Looks like it's the xmlbuilder-js lib that does the escaping but just wondering if you have any pre/post-processing hooks I could leverage?

tflanagan commented 8 years ago

In your opinion, @jameshowe, what would the hook provide for functionality?

How would you interact with said hooks?

jameshowe commented 8 years ago

@tflanagan in my head I just see it as a way to get in between the processing to manipulate the output e.g.

new xml2js.Builder({
    renderOpts: {
        preRenderText: function(el, val) {
            if (...) {
                // el is descendant of html tag
                return val.replace(/\r/g, '<br/>');
            }
        }
    }
});

preRenderText would be called just before we call render (I don't know my way around the lib well enough to determine exactly where that would be). Passing in the actual element along with the value gives us the ability to do fine-grained overrides.
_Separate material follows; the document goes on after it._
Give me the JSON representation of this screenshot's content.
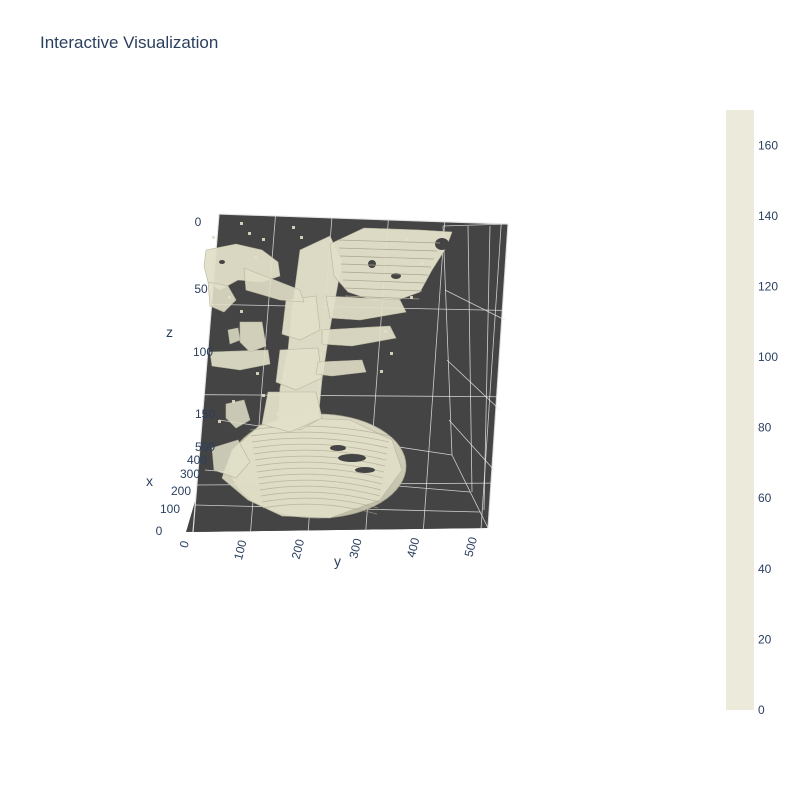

Alternatively, rather than having it set globally, we could set it at element level? e.g.

xml2js.parseString(defaultXml, function (err, result) {
    ...
    result["span"].renderText = function(val) {
        return val.replace(/\r/g, '<br/>');
    }
});

The builder would just have to check for the existence of the handler.

tflanagan commented 8 years ago

xml2js.parseString() already has the ability to hook into it via attrNameProcessors, tagNameProcessors, and valueProcessors. This is because the underlying SAX parser is event based, making hooks extremely easy.
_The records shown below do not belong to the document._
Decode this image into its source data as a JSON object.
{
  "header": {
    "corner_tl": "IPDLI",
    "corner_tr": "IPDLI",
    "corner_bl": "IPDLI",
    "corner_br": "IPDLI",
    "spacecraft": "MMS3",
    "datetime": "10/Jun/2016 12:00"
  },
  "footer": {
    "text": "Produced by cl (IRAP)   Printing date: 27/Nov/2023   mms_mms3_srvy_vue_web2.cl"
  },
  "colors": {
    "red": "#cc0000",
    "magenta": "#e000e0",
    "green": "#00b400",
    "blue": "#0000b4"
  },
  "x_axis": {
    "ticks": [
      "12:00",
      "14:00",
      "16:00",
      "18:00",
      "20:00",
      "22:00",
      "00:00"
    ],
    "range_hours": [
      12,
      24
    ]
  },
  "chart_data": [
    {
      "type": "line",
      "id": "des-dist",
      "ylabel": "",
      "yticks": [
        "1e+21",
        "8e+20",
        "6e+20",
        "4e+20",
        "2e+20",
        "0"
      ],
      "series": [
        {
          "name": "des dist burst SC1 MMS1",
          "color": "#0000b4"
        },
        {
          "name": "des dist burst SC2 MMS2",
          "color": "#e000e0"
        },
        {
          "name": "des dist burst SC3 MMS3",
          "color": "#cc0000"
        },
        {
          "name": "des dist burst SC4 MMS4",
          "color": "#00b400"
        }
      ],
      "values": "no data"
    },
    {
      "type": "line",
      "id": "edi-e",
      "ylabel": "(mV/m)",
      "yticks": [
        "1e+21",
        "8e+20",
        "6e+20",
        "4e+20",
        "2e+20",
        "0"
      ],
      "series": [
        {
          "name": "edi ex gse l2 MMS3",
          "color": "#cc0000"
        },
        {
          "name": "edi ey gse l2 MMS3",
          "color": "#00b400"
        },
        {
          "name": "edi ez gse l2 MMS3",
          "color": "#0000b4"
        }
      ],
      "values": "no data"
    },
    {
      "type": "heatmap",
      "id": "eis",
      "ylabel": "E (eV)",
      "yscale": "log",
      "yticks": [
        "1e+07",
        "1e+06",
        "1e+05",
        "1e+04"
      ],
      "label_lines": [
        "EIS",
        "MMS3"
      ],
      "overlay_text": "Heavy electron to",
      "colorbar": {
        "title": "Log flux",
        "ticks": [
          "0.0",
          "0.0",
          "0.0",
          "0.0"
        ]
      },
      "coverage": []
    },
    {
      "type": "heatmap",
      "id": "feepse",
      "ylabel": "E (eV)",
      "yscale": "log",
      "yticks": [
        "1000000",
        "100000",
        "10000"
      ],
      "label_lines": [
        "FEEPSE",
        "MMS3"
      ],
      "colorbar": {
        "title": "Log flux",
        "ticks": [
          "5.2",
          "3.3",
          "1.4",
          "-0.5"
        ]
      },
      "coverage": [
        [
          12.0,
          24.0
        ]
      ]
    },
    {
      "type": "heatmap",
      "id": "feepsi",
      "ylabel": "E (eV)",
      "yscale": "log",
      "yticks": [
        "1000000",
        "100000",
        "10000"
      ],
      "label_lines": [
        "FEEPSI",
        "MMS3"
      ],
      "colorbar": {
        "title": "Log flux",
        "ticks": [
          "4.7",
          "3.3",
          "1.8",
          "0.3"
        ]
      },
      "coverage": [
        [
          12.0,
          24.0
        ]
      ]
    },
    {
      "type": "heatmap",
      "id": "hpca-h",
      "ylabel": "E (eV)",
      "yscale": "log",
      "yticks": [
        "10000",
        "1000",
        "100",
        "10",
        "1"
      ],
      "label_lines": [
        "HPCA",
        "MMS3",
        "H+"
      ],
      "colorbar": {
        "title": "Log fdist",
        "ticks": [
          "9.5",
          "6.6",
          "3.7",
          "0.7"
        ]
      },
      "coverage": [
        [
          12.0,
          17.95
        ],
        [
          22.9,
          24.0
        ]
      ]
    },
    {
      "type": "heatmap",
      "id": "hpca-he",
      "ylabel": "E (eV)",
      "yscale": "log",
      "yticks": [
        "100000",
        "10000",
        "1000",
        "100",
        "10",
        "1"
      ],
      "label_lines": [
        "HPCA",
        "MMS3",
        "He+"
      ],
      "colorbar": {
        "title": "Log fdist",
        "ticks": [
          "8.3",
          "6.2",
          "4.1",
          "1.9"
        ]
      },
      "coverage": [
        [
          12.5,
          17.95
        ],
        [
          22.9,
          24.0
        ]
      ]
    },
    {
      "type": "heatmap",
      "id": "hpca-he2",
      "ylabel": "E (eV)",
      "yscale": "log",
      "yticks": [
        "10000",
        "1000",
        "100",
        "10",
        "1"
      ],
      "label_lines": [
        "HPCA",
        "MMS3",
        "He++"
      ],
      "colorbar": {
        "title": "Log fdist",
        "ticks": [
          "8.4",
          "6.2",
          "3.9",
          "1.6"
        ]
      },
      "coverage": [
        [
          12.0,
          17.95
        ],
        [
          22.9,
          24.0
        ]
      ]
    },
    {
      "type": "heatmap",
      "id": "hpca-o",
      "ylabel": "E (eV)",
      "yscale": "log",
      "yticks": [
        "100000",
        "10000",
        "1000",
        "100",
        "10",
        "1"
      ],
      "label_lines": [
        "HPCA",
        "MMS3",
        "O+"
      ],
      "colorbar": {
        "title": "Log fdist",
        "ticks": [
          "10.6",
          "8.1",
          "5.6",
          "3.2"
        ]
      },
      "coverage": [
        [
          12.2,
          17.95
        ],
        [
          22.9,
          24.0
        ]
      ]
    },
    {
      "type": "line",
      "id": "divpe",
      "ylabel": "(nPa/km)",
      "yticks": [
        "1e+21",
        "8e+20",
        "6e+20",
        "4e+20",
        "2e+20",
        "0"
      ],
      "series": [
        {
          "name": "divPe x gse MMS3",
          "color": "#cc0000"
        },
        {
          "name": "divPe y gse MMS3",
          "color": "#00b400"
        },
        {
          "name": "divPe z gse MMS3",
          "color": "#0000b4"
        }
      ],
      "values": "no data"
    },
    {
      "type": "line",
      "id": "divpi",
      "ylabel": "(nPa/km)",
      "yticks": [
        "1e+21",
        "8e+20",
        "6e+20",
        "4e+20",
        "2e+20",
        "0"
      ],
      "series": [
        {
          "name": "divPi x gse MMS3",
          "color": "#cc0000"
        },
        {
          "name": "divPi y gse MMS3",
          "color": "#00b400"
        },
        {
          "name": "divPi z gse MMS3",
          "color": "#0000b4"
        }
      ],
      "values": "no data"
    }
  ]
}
Looking at the xmlbuilder-js module, it looks like this might take some work before getting it 100%.

jameshowe commented 8 years ago

@tflanagan if I'm reading the xmlbuilder-js code correctly (which I may not be as I don't use CoffeeScript!), it seems like they provide the ability to override the XMLStringifier methods in the constructor?

The blocker from xml2js is the fact we only pass specific options down. If, for arguments sake, we changed this code to:

  rootElement = builder.create(rootName, this.options.xmldec, this.options.doctype, {
      headless: this.options.headless,
      stringify: this.options.stringify
  });

We could pass stringify-specific options which should allow us to override the behaviour e.g.

new xml2js.Builder({
    stringify: {
        eleText: function(val) {
            ...
        }
    }
});

The downside here though is we can't be specific about which elements we want to manipulate as we don't have access to the element.

tflanagan commented 8 years ago

Exactly, before this can be implemented in the fashion you are requesting, a PR will need to be made for xmlbuilder-js. Otherwise, anything done in here is a workaround hack.

antonlvovych commented 8 years ago

+1

nigurr commented 8 years ago

Is there any progress on this? I am hitting the same issue.

Leonidas-from-XIV commented 8 years ago

I am not working on pushing such a PR to xmlbuilder-js, but I encourrage you to do so.